Review the Student Portfolio page. The Student Work page of the IMC website offers a video overview with the IMC Curriculum Developer Kristen Wilkerson and a gallery of previous projects. Don’t neglect to click on students’ names to read the various Capstone Experience sections. Renny Zackman notes under his project, “Students need to approach the course with the expectation that they will be living and breathing the workload for nine weeks.” Sentiments like these are exactly right and will help mentally prepare you for the journey.
Organize your previous coursework. I’m a fairly organized person, but my biggest pre-Capstone regret is not having a unified system for all my lessons, assignments, notes, articles, and all those helpful links that professors and classmates share throughout the program. I started out printing everything and putting it into binders, jotting ideas onto notebook pages, and saving links in my browser Favorites folder. I credit my program experience with upgrading me to digital and cloud-based organization, and even my local folders are arranged more logically. However, I didn’t go back and “fix” the beginning, so I’m all over the place chasing down previous coursework. As you learn better organization systems, consider investing some free time to reorganize older notes and files.
Keep up with your books. This may be a no-brainer to some, but I think it’s worth mentioning. Know where ALL your IMC books are, and resist the urge to sell them back to the bookstore or to Amazon. I found one of my early IMC books packed away in my garage (what was I thinking?) and I still need to flip my house upside down to locate another. (Even as I write this I keep looking at my bookshelf ready to tear it apart to find that book!)
Brush up on Microsoft Word. I’m still working through this issue, but making a project look “pretty” using Word is a bit of a challenge if you’re used to using Adobe or other design software. So far I’ve been pleasantly surprised at what Word can do and how simple commands can make the project more visually compelling, but I recommend getting past that learning curve before the Capstone begins.
Clear your calendar. I admit that I’m a bit of a calendar junkie and like filling it up with stuff. As such, I probably went into the Capstone with still too many obligations, but I tried to be purposeful about clearing my social calendar. I did make allowances for Thanksgiving weekend and my son’s birthday, but I definitely felt the pinch (still no regrets, though). Don’t feel bad about being selfish over this last nine weeks. I blatantly pulled a Flava Flav on my side of the family. I can’t do nothin’ for ya, man. To add to the rudeness but to accomplish the survey research and a focus group, I even had to set an expectation for friends/family to help me.
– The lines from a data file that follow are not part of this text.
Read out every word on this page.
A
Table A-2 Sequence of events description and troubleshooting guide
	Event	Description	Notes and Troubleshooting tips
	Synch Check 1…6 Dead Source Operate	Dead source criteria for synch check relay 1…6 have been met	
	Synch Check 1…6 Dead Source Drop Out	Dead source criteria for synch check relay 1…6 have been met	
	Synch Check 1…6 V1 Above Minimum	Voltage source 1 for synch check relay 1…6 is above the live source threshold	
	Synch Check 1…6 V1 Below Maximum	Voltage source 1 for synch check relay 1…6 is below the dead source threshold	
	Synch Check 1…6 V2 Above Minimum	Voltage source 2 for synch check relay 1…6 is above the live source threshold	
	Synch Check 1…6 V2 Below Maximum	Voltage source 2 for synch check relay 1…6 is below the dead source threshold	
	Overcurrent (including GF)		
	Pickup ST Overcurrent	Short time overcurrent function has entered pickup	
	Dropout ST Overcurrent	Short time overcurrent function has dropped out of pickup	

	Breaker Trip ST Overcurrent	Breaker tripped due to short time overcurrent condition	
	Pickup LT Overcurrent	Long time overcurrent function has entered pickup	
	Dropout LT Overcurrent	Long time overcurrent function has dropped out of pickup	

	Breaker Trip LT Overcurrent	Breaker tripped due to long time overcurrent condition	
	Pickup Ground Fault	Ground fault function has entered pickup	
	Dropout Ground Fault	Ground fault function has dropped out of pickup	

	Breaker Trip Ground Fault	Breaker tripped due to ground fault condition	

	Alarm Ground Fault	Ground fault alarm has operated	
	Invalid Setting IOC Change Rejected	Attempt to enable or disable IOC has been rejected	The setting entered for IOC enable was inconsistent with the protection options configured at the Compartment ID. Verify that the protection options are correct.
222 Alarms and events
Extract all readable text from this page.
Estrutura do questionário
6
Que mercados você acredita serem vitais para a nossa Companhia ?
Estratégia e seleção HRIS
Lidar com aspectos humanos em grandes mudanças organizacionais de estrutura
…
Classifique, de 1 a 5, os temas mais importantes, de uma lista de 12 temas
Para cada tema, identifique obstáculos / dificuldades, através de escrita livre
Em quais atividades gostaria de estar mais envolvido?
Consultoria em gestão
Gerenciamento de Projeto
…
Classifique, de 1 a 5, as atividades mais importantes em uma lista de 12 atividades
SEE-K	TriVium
I can’t do anything for YOU for nine weeks, but I need everyone on deck to help ME.
I know that some of this sounds exaggerated, but you really do need to master time management for the Capstone. Reserve some free time to spend with your significant other and/or kids, and give your brain some downtime to rest and get creatively recharged. Remember that every extra commitment you make (other than work obligations) will take hours or even a full day away from your project.
Read everything upfront and make a project management schedule. Don’t wait until week 7 to read the Week 7 Assignment. When you start the Capstone, read through all the coursework and any extra documents from your professor. This will give you time to get over the shock, digest everything and plot an estimated timeline. Nathan Pieratt, a Spring 2013 Capstone student, notes, “To stay on top of the deadlines I had to create a set schedule to touch some aspect of the project every day.”
I’m still plugging away and have a little over 2 weeks (yikes) to become 100% enlightened, so if any other current or former Capstone students have any additional points for future students, please post a comment. I’ll also be happy to field any questions from other IMC students.